In operation since 2000, HBD has partnered with a number of companies with high growth potential wishing to expand their businesses substantially, both nationally and internationally. Successful case studies to date include expansion of the popular African, food, retail, music and culture business, moyo, as well as local software development company, EDH, which pioneered 3D radar tracking devices including those used to measure the speed of tennis serves at Wimbledon, as well as similar applications for cricket, golf and military use.
Fourie strongly believes that there are many talented South African businesses with the potential to make it on a global stage but fail due to lack of guidance, funding and expert knowledge.
“These companies often try to grow too quickly or to go the road alone,” she says. “Success takes courage, and in partnering with our investment companies, we offer not only capital but expert advice and mentorship too.
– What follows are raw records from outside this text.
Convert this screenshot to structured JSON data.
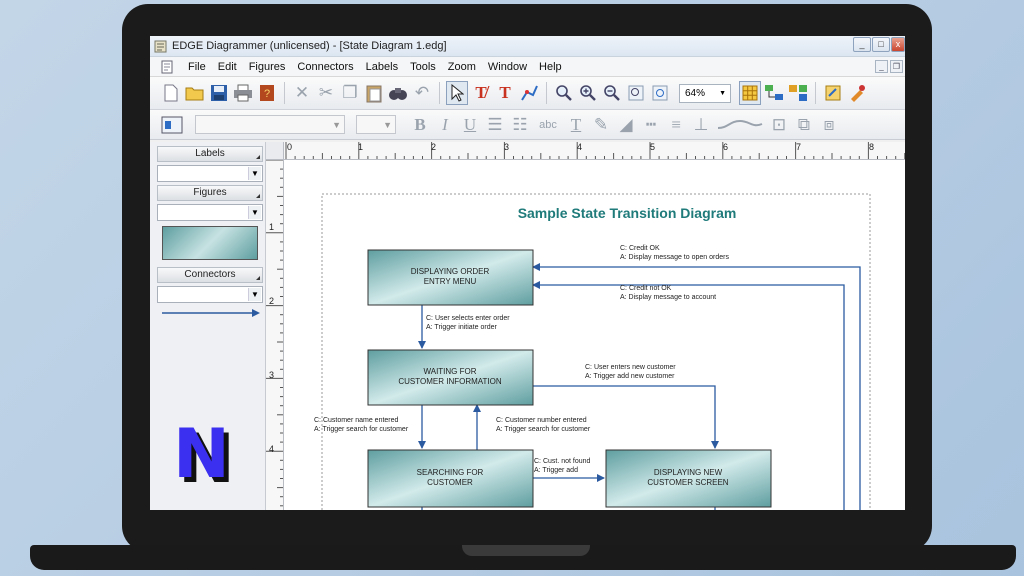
{
  "window": {
    "title": "EDGE Diagrammer (unlicensed) - [State Diagram 1.edg]",
    "buttons": [
      "_",
      "□",
      "x"
    ]
  },
  "menu": [
    "File",
    "Edit",
    "Figures",
    "Connectors",
    "Labels",
    "Tools",
    "Zoom",
    "Window",
    "Help"
  ],
  "toolbar": {
    "zoom": "64%"
  },
  "toolbar2": {
    "text_label": "abc"
  },
  "sidebar": {
    "labels_header": "Labels",
    "figures_header": "Figures",
    "connectors_header": "Connectors"
  },
  "ruler": {
    "h": [
      "0",
      "1",
      "2",
      "3",
      "4",
      "5",
      "6",
      "7",
      "8"
    ],
    "v": [
      "1",
      "2",
      "3",
      "4"
    ]
  },
  "diagram": {
    "title": "Sample State Transition Diagram",
    "states": [
      {
        "line1": "DISPLAYING ORDER",
        "line2": "ENTRY MENU"
      },
      {
        "line1": "WAITING FOR",
        "line2": "CUSTOMER INFORMATION"
      },
      {
        "line1": "SEARCHING FOR",
        "line2": "CUSTOMER"
      },
      {
        "line1": "DISPLAYING NEW",
        "line2": "CUSTOMER SCREEN"
      }
    ],
    "transitions": [
      {
        "c": "C: Credit OK",
        "a": "A: Display message to open orders"
      },
      {
        "c": "C: Credit not OK",
        "a": "A: Display message to account"
      },
      {
        "c": "C: User selects enter order",
        "a": "A: Trigger initiate order"
      },
      {
        "c": "C: User enters new customer",
        "a": "A: Trigger add new customer"
      },
      {
        "c": "C: Customer name entered",
        "a": "A: Trigger search for customer"
      },
      {
        "c": "C: Customer number entered",
        "a": "A: Trigger search for customer"
      },
      {
        "c": "C: Cust. not found",
        "a": "A: Trigger add"
      }
    ]
  },
  "overlay_logo": {
    "letter": "N",
    "color": "#3b2ff0"
  }
}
“Key to successful partnership is finding the right fit between HBD and the investment company, as sharing the same goals and ideals maximises the chance of success. It is important that applicants do their homework, assessing the goals and philosophies of the investment partner against their own. Applicants should have a solid understanding of their business needs, and must be able to present a sound business plan taking into account the relevant economic outlook.”
The new investments will form part of HBD’s existing Fund2, and will be the last investments for this particular fund.
“The nature of venture capital is to invest in early stage businesses, assisting them to grow and become more profitable, with a view to selling the investment to another partner within a three to five year period,” points out Fourie.
Funds generated by the sale of investments can then in turn be utilised to invest in new companies, and so the cycle continues.
From its earlier Fund1, HBD has only one investment left. In terms of Fund2, the past year HBD’s focus was on growing and consolidating the investments which has now created the opportunity to focus on further new investments.
“Applicants will undergo rigorous screening and must meet some strict criteria before meeting HBD. Most importantly, investments will only be made in local businesses with tried and tested ideas. The company must have been generating revenue for the past six months, and show potential to expand exponentially.”
HBD has not been specific about the sectors in which they intend investing, saying that the focus is rather on the growth stage and potential to expand internationally. There are however a few sectors which are excluded including financial services, project based works such as 2010 initiatives, tobacco and other morally objectionable industries, as well as very risky industries such as agriculture which is weather dependent.